A recipe for decline
This budget will do nothing to lift Britain from its doldrums
It was a mild day in late March when a Labour Chancellor last stood up in the House of Commons to deliver a budget speech.
With Labour struggling in the polls, Alistair Darling took to the despatch box with characteristic determination, unveiling a series of piecemeal measures which would do little to help Labour at May’s general election. Few now remember such riveting measures as Labour’s one-off bank payroll tax on bankers’ bonuses, or their small hikes to alcohol and tobacco duties — and who can blame them?
But it’s the budget’s subtitle which tells the most interesting story — Securing the recovery. The truth is, the recovery never came — fourteen years and five Prime Ministers later, Britain’s economy is still in the same slump that Darling was battling so fruitlessly. Wage growth has continued to flatline and economic growth has remained sluggish, while spending has continued to increase.
The post-2008 story of the British economy is one of chasing that promised recovery, which seems forever out of reach. The results of nearly two decades of lost growth are now obvious — a crumbling public realm, British businesses falling behind their competitors, and a country which now feels far poorer than many of its international counterparts. Rather than reducing the services provided by the state, governments have repeatedly reduced the state’s ability to deliver those services — ensuring that everything has gotten steadily, subtly worse.
Now, in the unusually balmy conditions of late October, Labour have another chance to correct course. After fourteen years of Tory government, Rachel Reeves has the opportunity to finish the work that Alistair Darling so nobly started — securing the recovery for a country which now yearns for the halcyon days of Gordon Brown, Northern Rock, and Take That.
Unfortunately, today’s budget won’t be the one that puts an end to the entropy. In fact, it will almost certainly make the situation worse.

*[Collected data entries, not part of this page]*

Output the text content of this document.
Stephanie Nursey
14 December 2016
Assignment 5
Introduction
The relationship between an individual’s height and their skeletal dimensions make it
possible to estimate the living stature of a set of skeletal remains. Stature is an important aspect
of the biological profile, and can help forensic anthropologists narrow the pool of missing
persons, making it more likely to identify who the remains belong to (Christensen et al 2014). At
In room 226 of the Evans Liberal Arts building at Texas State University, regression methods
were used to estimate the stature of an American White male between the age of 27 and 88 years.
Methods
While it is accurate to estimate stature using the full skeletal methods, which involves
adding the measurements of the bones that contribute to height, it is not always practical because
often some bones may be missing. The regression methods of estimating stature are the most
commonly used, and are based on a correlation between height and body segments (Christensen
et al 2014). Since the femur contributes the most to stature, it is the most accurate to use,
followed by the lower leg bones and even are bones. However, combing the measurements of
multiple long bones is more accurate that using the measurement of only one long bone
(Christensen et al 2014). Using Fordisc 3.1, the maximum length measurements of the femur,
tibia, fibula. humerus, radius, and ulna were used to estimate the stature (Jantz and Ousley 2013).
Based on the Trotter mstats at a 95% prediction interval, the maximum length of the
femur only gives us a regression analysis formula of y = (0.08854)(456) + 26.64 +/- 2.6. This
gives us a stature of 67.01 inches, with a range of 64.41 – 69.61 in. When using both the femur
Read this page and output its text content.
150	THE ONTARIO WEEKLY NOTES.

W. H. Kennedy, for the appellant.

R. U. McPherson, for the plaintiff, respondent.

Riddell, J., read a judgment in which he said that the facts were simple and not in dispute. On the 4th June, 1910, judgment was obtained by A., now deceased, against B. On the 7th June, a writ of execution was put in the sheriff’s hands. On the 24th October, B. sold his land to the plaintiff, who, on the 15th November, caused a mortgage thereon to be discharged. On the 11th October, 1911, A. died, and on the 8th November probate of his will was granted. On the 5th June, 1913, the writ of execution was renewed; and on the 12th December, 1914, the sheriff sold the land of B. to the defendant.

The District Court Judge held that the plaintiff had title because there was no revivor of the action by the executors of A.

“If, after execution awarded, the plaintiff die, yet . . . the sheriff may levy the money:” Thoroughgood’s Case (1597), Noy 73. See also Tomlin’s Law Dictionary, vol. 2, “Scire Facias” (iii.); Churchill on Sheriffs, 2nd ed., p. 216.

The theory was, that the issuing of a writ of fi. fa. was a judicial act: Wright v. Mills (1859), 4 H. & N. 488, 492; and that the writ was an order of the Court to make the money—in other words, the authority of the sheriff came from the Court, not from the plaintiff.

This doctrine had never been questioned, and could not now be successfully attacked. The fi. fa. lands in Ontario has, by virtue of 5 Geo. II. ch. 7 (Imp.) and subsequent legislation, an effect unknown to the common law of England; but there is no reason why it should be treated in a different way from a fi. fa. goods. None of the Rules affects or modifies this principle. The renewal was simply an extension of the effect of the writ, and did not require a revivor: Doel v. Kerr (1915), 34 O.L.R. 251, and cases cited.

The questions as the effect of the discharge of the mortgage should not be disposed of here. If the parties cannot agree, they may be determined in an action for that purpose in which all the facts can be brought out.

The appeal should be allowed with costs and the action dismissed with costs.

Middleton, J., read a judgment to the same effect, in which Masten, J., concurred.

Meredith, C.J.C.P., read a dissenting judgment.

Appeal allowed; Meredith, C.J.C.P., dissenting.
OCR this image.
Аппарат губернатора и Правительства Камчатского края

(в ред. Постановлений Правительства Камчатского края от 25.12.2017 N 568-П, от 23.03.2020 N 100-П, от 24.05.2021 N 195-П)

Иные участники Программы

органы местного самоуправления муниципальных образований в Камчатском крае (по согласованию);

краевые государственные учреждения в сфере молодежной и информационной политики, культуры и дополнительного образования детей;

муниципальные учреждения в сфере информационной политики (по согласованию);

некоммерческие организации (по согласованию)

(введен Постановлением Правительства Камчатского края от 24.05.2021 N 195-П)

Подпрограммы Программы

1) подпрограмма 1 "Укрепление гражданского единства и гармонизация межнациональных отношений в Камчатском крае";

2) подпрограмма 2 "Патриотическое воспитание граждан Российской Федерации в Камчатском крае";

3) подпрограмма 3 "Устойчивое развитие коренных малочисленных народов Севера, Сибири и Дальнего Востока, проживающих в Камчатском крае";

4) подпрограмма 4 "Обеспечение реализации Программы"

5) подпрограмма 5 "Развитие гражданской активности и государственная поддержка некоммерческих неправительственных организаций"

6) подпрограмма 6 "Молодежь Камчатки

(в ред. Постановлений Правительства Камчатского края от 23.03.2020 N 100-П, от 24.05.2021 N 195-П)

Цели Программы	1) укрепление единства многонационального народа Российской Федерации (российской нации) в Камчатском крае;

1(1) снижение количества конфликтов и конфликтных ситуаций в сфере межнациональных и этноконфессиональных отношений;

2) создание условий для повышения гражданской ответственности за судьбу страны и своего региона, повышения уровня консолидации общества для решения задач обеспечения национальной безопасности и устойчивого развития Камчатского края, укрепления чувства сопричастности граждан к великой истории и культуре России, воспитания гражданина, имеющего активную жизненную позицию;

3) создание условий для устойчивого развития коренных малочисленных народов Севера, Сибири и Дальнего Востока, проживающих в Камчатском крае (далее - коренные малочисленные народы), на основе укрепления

For one, the Chancellor seems intent on driving away Britain’s productive wealth creators, further shrinking the number of productive workers that the Government can rely on to prop up the UK’s failing social contract. Ending non-dom status, increasing Capital Gains Tax, and hiking National Insurance Contributions are policies which all seem designed to drive away the individuals and businesses who keep Britain’s economy running, albeit on fumes. Ordinary people can expect to see those NIC hikes passed on to their own pay packets. In the long run, we can expect to see lower wages and fewer jobs as a result of this change.
But maybe it’s all for a good cause? In fact, most of the cash from these tax raids will go towards plugging Reeves’ so-called fiscal “black hole” — which, like a real black hole, cannot actually be seen with the human eye. Elsewhere, #OurNHS — praise be upon it — has obviously received an additional spending injection of £22bn, while such substantive and hard-hitting economic drivers as the “skills agenda” and our “green energy mission” were also thrown a few loose billions.
And of course, those spending gaps not plugged by tax hikes will be plugged by borrowing, borrowing, and more borrowing — contributing to our ever-growing debt burden. One of the most depressing line items in today’s budget is the cost of servicing our debt interest — a fiscal deadweight, costing more than £110 billion per year, spent entirely on maintaining our high-debt status quo.
Perhaps most worryingly, there was little recognition of why our economy is actually in such dire straits. Rather than talking about our broken planning system, our eye-watering spending during lockdown, or our self-flagellating energy policy, Reeves was content to lay the blame at the feet of the terrible Tories.
The depressing reality is that today’s budget is how every budget will look until our politicians decide to tackle our economy’s existential challenges. Until these issues are taken seriously, all we’ll see are spending tweaks here and there, a few bones tossed to popular industries like pubs, and higher taxes.
Debt is far too high, growth is far too low, energy is far too expensive for businesses, and we are allocating far too much money to ever-growing burdens like the NHS and the state pension. Until we start to unpick this Gordian knot of fiscal obligations, Chancellors of both parties will have little choice but to increase taxes, tweak spending at the edges, and offer insubstantial animal sacrifices to the Great Economic Growth God In The Sky.
Tackling these existential challenges will require a level of political bravery which seems lacking in Starmer and friends. After all, making difficult decisions means running the risk of upsetting voters — or, god forbid, stakeholders.
Things will continue to get just a little bit worse, every year, in every way, for everybody
Growing our economy will mean liberalising planning regulations, particularly for transport and energy infrastructure, but doing so will mean offending vested interests. So will ending unsustainable government handouts, or weaning our economy off its addiction to mass migration — but again, both of these things will be necessary for making our economy fit for the future.
Until we have a Government willing to endure this short-term political damage for long-term economic upside, we will continue to stagnate. Things will continue to get just a little bit worse, every year, in every way, for everybody.
But at least the budget was delivered by a woman, eh?